SPÖ nimmt „Entscheidung zur Kenntnis“
SPÖ-Bundesgeschäftsführer Günther Kräuter sagte, seine Partei habe „die Entscheidung der Bevölkerung selbstverständlich zur Kenntnis zu nehmen“. Verteidigungsminister Norbert Darabos (SPÖ) soll Kräuters Meinung nach „auf jeden Fall“ im Amt bleiben. Kräuter betonte, dass es sich beim Ergebnis nicht um einen Sieg oder eine Niederlage für eine Partei handle. „Die Volksbefragung hat nichts mit den Wahlen zu tun“, meinte er auf die Frage, was das für den Start in dieses Superwahljahr bedeute. Selbstverständlich werde das Ergebnis - „das, was die Bevölkerung wünscht“ - umgesetzt.

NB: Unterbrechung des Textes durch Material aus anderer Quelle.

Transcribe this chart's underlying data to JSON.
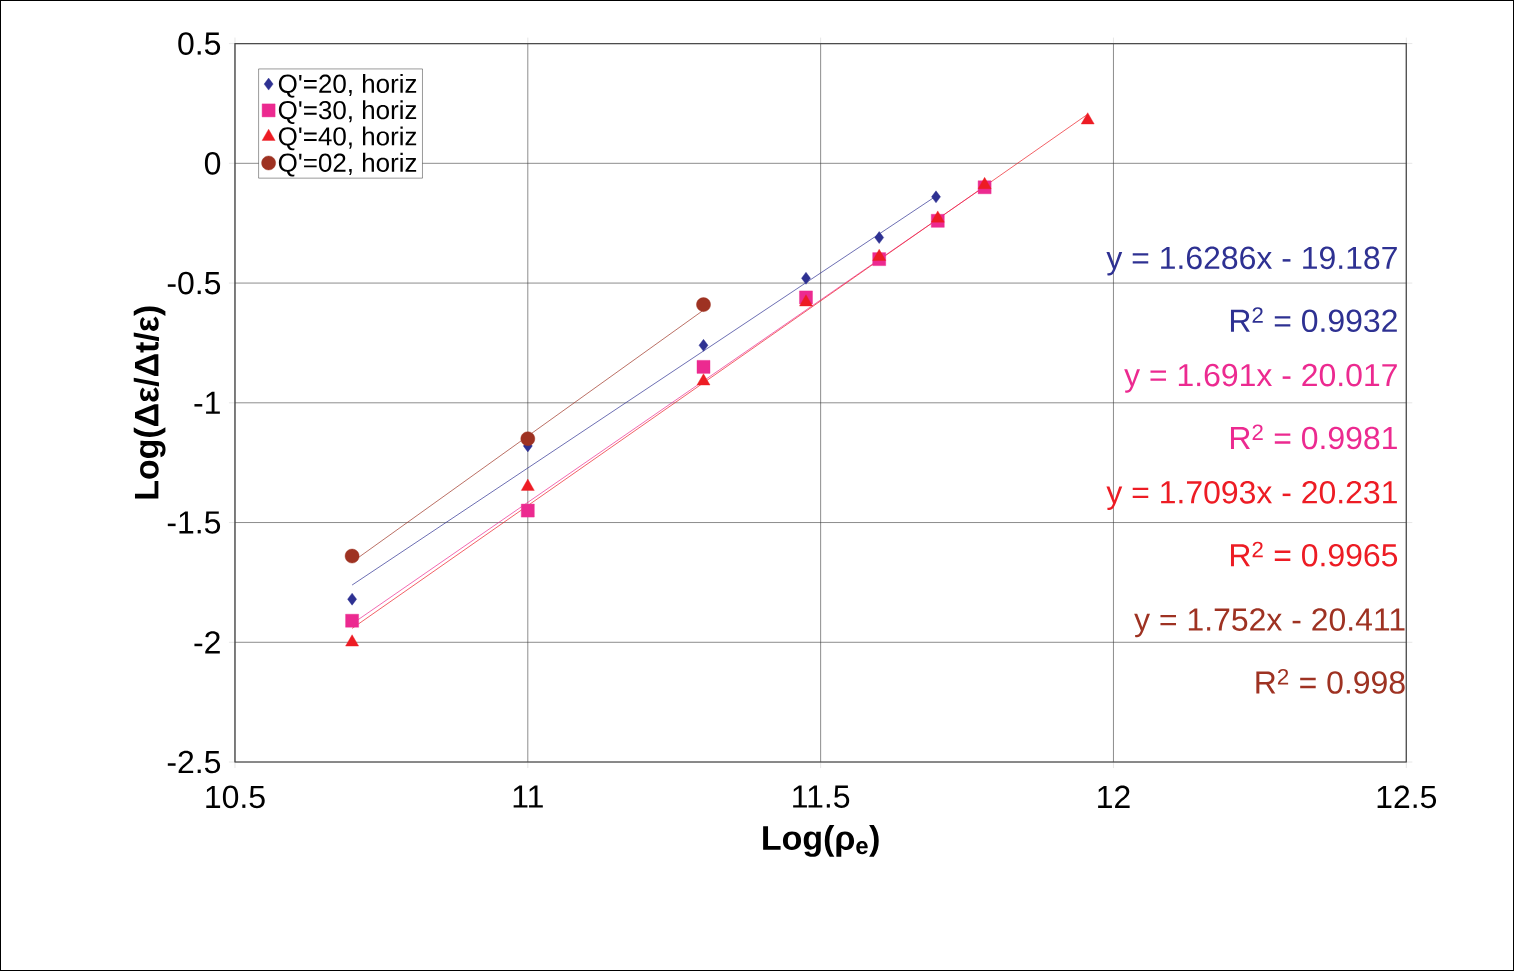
{
  "chart_data": {
    "type": "scatter",
    "xlabel": "Log(ρ$_{e}$)",
    "ylabel": "Log(Δε/Δt/ε)",
    "xlim": [
      10.5,
      12.5
    ],
    "ylim": [
      -2.5,
      0.5
    ],
    "xticks": [
      10.5,
      11,
      11.5,
      12,
      12.5
    ],
    "yticks": [
      {
        "value": -2.5,
        "label": "-2.5"
      },
      {
        "value": -2,
        "label": "-2"
      },
      {
        "value": -1.5,
        "label": "-1.5"
      },
      {
        "value": -1,
        "label": "-1"
      },
      {
        "value": -0.5,
        "label": "-0.5"
      },
      {
        "value": 0,
        "label": "0"
      },
      {
        "value": 0.5,
        "label": "0.5"
      }
    ],
    "grid": true,
    "legend": "top left",
    "series": [
      {
        "name": "Q'=20, horiz",
        "color": "#2e3192",
        "marker": "diamond",
        "x": [
          10.7,
          11.0,
          11.3,
          11.475,
          11.6,
          11.697
        ],
        "values": [
          -1.82,
          -1.18,
          -0.76,
          -0.48,
          -0.31,
          -0.14
        ]
      },
      {
        "name": "Q'=30, horiz",
        "color": "#ec2a90",
        "marker": "square",
        "x": [
          10.7,
          11.0,
          11.3,
          11.475,
          11.6,
          11.7,
          11.78
        ],
        "values": [
          -1.91,
          -1.45,
          -0.85,
          -0.56,
          -0.4,
          -0.24,
          -0.1
        ]
      },
      {
        "name": "Q'=40, horiz",
        "color": "#ed1c24",
        "marker": "triangle",
        "x": [
          10.7,
          11.0,
          11.3,
          11.475,
          11.6,
          11.7,
          11.78,
          11.956
        ],
        "values": [
          -2.0,
          -1.35,
          -0.91,
          -0.58,
          -0.39,
          -0.23,
          -0.09,
          0.18
        ]
      },
      {
        "name": "Q'=02, horiz",
        "color": "#9e3222",
        "marker": "circle",
        "x": [
          10.7,
          11.0,
          11.3
        ],
        "values": [
          -1.64,
          -1.15,
          -0.59
        ]
      },
      {
        "type": "line",
        "color": "#2e3192",
        "x": [
          10.7,
          11.7
        ],
        "values": [
          -1.761,
          -0.132
        ]
      },
      {
        "type": "line",
        "color": "#ec2a90",
        "x": [
          10.7,
          11.78
        ],
        "values": [
          -1.923,
          -0.097
        ]
      },
      {
        "type": "line",
        "color": "#ed1c24",
        "x": [
          10.7,
          11.956
        ],
        "values": [
          -1.942,
          0.205
        ]
      },
      {
        "type": "line",
        "color": "#9e3222",
        "x": [
          10.7,
          11.3
        ],
        "values": [
          -1.665,
          -0.613
        ]
      }
    ],
    "annotations": [
      "y = 1.6286x - 19.187",
      "R$^{2}$ = 0.9932",
      "y = 1.691x - 20.017",
      "R$^{2}$ = 0.9981",
      "y = 1.7093x - 20.231",
      "R$^{2}$ = 0.9965",
      "y = 1.752x - 20.411",
      "R$^{2}$ = 0.998"
    ]
  }
}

Erfreulich ist aus Kräuters Sicht die Wahlbeteiligung, die im Vorfeld wesentlich geringer eingeschätzt worden sei. Dem SPÖ-Modell für ein Berufsheer sei von den Österreichern eine „Absage“ erteilt worden, räumte der SPÖ-Bundesgeschäftsführer ein. Nun werde mindestens ein Jahrzehnt das derzeitige System beibehalten, auch wenn der Trend in Europa in Richtung Berufsheer gehe, meinte er.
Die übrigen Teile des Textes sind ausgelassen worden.